William was dumbstruck. He looked at the remaining box on the platter. He couldn’t believe it. A toy version of the Impossible Puzzle.
“Who wants to see two of the world’s best code breakers compete to see who can solve the Difficulty the fastest?”
The audience burst into raucous applause.
William glanced over at Vektor, who was sitting at his end of the sofa, smirking. Did people really want the two of them to compete at solving something that was going to be sold in toy stores?
Ludo Kläbbert raised his hands to signal the audience to be quiet. Then he turned to William. “Well, what do you say, William? Are you ready for a challenge?”
William looked over at the audience. Then at Hansen. He felt trapped. No one had told him there would be a competition. Vektor grinned at him, and William got the feeling that the man had known all about this. William had been tricked into this, and now there was no way out.
“But they’re not . . . real—” William said.
“Wonderful,” Ludo cut him off. “And what do you say, Vektor?”
Vektor removed his leather vest and gave his ponytail a toss. “I’m always ready for a good puzzle.” He cracked his fingers.
“The rules are simple,” Ludo said. “The first one to solve the Difficulty is the winner.”
Ludo nodded to the woman in the silver dress. She opened the boxes and set both cylinders on the table in front of the two contestants. Ludo raised his arms as if he were about to start a drag race and then glanced at the audience. Then he turned to William and Vektor.
“Are you ready?”
Once again, William was about to protest, but he stopped himself. Yes, he had been tricked into something he didn’t want to do, but this was the situation he was in now. . . . In a split second, he adjusted his mind, looked at the puzzle in front of him, and nodded. “I’m ready!”
“GREAT,” Ludo shouted, then started counting. “THREE . . . TWO . . . ONE!” His chubby arms lingered for a couple of seconds, then dropped as he cried, “GO!”
In a flash Vektor snatched the cylinder in front of him.
William did the same. He could tell right away that the toy wasn’t the same high quality as the Impossible Puzzle. Most of the pieces were plastic, and the device was a lot lighter. Small squares that could be moved up and down divided the cylinder. Inside each square was a small symbol. William would have to move the squares around in a specific order until he had solved the code.
William glanced over at Hansen, who was already well under way. His long fingers flew over the device, twisting and turning the cylinder. Vektor was so engrossed in what he was doing that a drop of drool had started to develop on his lower lip.
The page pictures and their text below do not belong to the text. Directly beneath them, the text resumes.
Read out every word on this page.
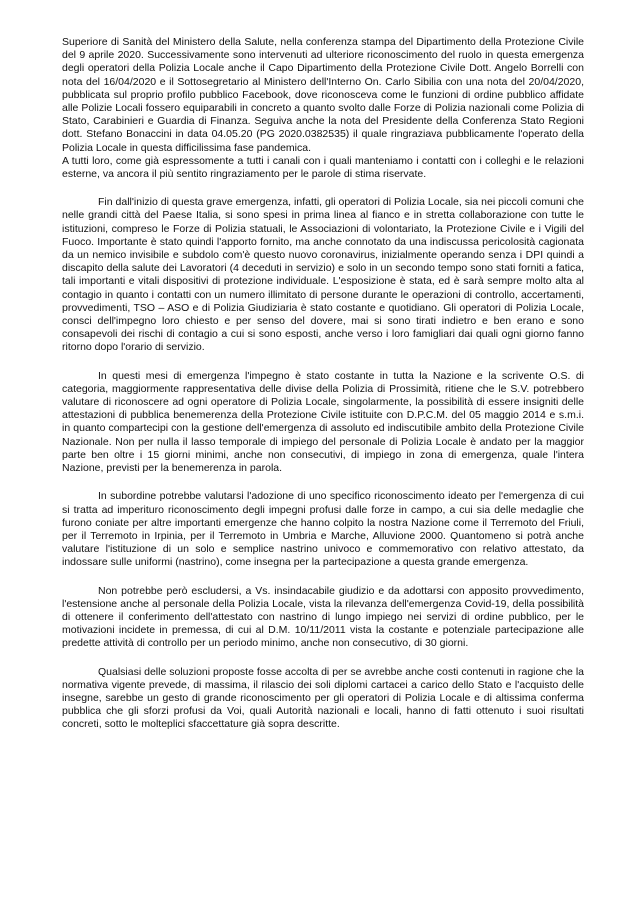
Superiore di Sanità del Ministero della Salute, nella conferenza stampa del Dipartimento della Protezione Civile del 9 aprile 2020. Successivamente sono intervenuti ad ulteriore riconoscimento del ruolo in questa emergenza degli operatori della Polizia Locale anche il Capo Dipartimento della Protezione Civile Dott. Angelo Borrelli con nota del 16/04/2020 e il Sottosegretario al Ministero dell'Interno On. Carlo Sibilia con una nota del 20/04/2020, pubblicata sul proprio profilo pubblico Facebook, dove riconosceva come le funzioni di ordine pubblico affidate alle Polizie Locali fossero equiparabili in concreto a quanto svolto dalle Forze di Polizia nazionali come Polizia di Stato, Carabinieri e Guardia di Finanza. Seguiva anche la nota del Presidente della Conferenza Stato Regioni dott. Stefano Bonaccini in data 04.05.20 (PG 2020.0382535) il quale ringraziava pubblicamente l'operato della Polizia Locale in questa difficilissima fase pandemica.

A tutti loro, come già espressomente a tutti i canali con i quali manteniamo i contatti con i colleghi e le relazioni esterne, va ancora il più sentito ringraziamento per le parole di stima riservate.

Fin dall'inizio di questa grave emergenza, infatti, gli operatori di Polizia Locale, sia nei piccoli comuni che nelle grandi città del Paese Italia, si sono spesi in prima linea al fianco e in stretta collaborazione con tutte le istituzioni, compreso le Forze di Polizia statuali, le Associazioni di volontariato, la Protezione Civile e i Vigili del Fuoco. Importante è stato quindi l'apporto fornito, ma anche connotato da una indiscussa pericolosità cagionata da un nemico invisibile e subdolo com'è questo nuovo coronavirus, inizialmente operando senza i DPI quindi a discapito della salute dei Lavoratori (4 deceduti in servizio) e solo in un secondo tempo sono stati forniti a fatica, tali importanti e vitali dispositivi di protezione individuale. L'esposizione è stata, ed è sarà sempre molto alta al contagio in quanto i contatti con un numero illimitato di persone durante le operazioni di controllo, accertamenti, provvedimenti, TSO – ASO e di Polizia Giudiziaria è stato costante e quotidiano. Gli operatori di Polizia Locale, consci dell'impegno loro chiesto e per senso del dovere, mai si sono tirati indietro e ben erano e sono consapevoli dei rischi di contagio a cui si sono esposti, anche verso i loro famigliari dai quali ogni giorno fanno ritorno dopo l'orario di servizio.

In questi mesi di emergenza l'impegno è stato costante in tutta la Nazione e la scrivente O.S. di categoria, maggiormente rappresentativa delle divise della Polizia di Prossimità, ritiene che le S.V. potrebbero valutare di riconoscere ad ogni operatore di Polizia Locale, singolarmente, la possibilità di essere insigniti delle attestazioni di pubblica benemerenza della Protezione Civile istituite con D.P.C.M. del 05 maggio 2014 e s.m.i. in quanto compartecipi con la gestione dell'emergenza di assoluto ed indiscutibile ambito della Protezione Civile Nazionale. Non per nulla il lasso temporale di impiego del personale di Polizia Locale è andato per la maggior parte ben oltre i 15 giorni minimi, anche non consecutivi, di impiego in zona di emergenza, quale l'intera Nazione, previsti per la benemerenza in parola.

In subordine potrebbe valutarsi l'adozione di uno specifico riconoscimento ideato per l'emergenza di cui si tratta ad imperituro riconoscimento degli impegni profusi dalle forze in campo, a cui sia delle medaglie che furono coniate per altre importanti emergenze che hanno colpito la nostra Nazione come il Terremoto del Friuli, per il Terremoto in Irpinia, per il Terremoto in Umbria e Marche, Alluvione 2000. Quantomeno si potrà anche valutare l'istituzione di un solo e semplice nastrino univoco e commemorativo con relativo attestato, da indossare sulle uniformi (nastrino), come insegna per la partecipazione a questa grande emergenza.

Non potrebbe però escludersi, a Vs. insindacabile giudizio e da adottarsi con apposito provvedimento, l'estensione anche al personale della Polizia Locale, vista la rilevanza dell'emergenza Covid-19, della possibilità di ottenere il conferimento dell'attestato con nastrino di lungo impiego nei servizi di ordine pubblico, per le motivazioni incidete in premessa, di cui al D.M. 10/11/2011 vista la costante e potenziale partecipazione alle predette attività di controllo per un periodo minimo, anche non consecutivo, di 30 giorni.

Qualsiasi delle soluzioni proposte fosse accolta di per se avrebbe anche costi contenuti in ragione che la normativa vigente prevede, di massima, il rilascio dei soli diplomi cartacei a carico dello Stato e l'acquisto delle insegne, sarebbe un gesto di grande riconoscimento per gli operatori di Polizia Locale e di altissima conferma pubblica che gli sforzi profusi da Voi, quali Autorità nazionali e locali, hanno di fatti ottenuto i suoi risultati concreti, sotto le molteplici sfaccettature già sopra descritte.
William closed his eyes and concentrated, the way he always did when he was code breaking. He sat for a bit and waited for the luridium in his body to take over.
Then he felt it.
That unique sensation he always got. It started with a tingling in his stomach and then moved up his spine and out into his hands.
It was like everything around him disappeared. William saw only the cylinder he held in his hands. It was as if it began to glow before it seemed to come apart, the various sections floating up into the air in front of him. William knew this wasn’t really happening. Only he could see it. This was how the luridium in his body helped him organize the codes he solved. It was like some other force gave him the answers to the codes he wanted to solve, but then he had to do all the work. William looked at the floating symbols as they twirled and looped in front of him. Like they were trying to rearrange themselves. And in a way, they were. Then a pattern started to form in their movements. Some of the symbols moved upward, others sideways. William looked down at the cylinder and started moving the little squares around, mimicking the movements of the floating symbols.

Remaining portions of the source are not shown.